I’ll post an update when we compare the Splunk data to the issuance data.  

 

The real problem was the CA would kick off a request to the CAA checker. If the 
CA encountered an error, the request would time out. The CAA record may still 
have checked the CAA records appropriately but the CA never pulled the 
information to verify issuance authorization. So it’s a mis-issuance unless we 
can pull the data and prove it wasn’t. Combing through the archive data will 
take a while.

 

Jeremy

 

From: Ryan Sleevi <r...@sleevi.com> 
Sent: Friday, May 10, 2019 11:54 AM
To: Jeremy Rowley <jeremy.row...@digicert.com>
Cc: mozilla-dev-security-pol...@lists.mozilla.org
Subject: Re: CAA record checking issue

 

 

 

On Thu, May 9, 2019 at 10:05 PM Jeremy Rowley via dev-security-policy 
<dev-security-policy@lists.mozilla.org 
<mailto:dev-security-policy@lists.mozilla.org> > wrote:

We checked all the applicable CAA records and found 16 where the CAA record
would not permit us to issue if we were issuing a new cert today.

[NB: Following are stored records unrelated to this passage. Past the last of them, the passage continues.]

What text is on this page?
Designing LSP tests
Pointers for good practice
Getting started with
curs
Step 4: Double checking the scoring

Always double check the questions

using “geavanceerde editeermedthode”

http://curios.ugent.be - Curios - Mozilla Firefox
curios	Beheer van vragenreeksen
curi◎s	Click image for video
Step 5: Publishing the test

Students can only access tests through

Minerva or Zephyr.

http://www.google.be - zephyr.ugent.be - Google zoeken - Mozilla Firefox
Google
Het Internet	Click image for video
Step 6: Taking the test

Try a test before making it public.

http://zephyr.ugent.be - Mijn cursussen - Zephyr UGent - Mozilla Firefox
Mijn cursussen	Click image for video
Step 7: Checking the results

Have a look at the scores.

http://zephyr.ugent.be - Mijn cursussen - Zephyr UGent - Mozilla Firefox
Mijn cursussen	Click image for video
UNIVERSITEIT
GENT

What we
are proposing is to revoke these certificates and reissue them (if they pass
all the proper checks). The rest would pass if we issued today so we were
going to leave these where they are while disclosing them to the Mozilla
community. 

 

Could you share the risk analysis that helped you reach this latter conclusion?

 

That is, CAA is a time of check thing, and, as you note, you can't be sure they 
were appropriately authorized at the time of issuance. Thus, even if the site 
operator is a DigiCert customer now, or might have disabled CAA now, there's no 
ability to determine whether or not they previously approved it - or even 
whether the holder of that old certificate is still the authorized domain 
representative now (e.g. in the event of a domain transfer or sale)

 

In general, the default should be to revoke all. That said, if there's a 
thorough analysis that has considered this, and other scenarios, and that, on 
the whole, has led DigiCert to believe the current path is more appropriate, 
it'd be great if you could share that analysis. I think Tim's questions are 
useful as well, in understanding the reasoning.

 

Basically, without stating a position on whether your analysis is right or 
wrong, I'm hoping you can show your work in detail, and all the factors you 
considered. That sort of analysis is what helps the community build confidence 
that the chosen path, despite being a violation of the BRs, is a reflection of 
a CA thoughtfully considering all perspectives.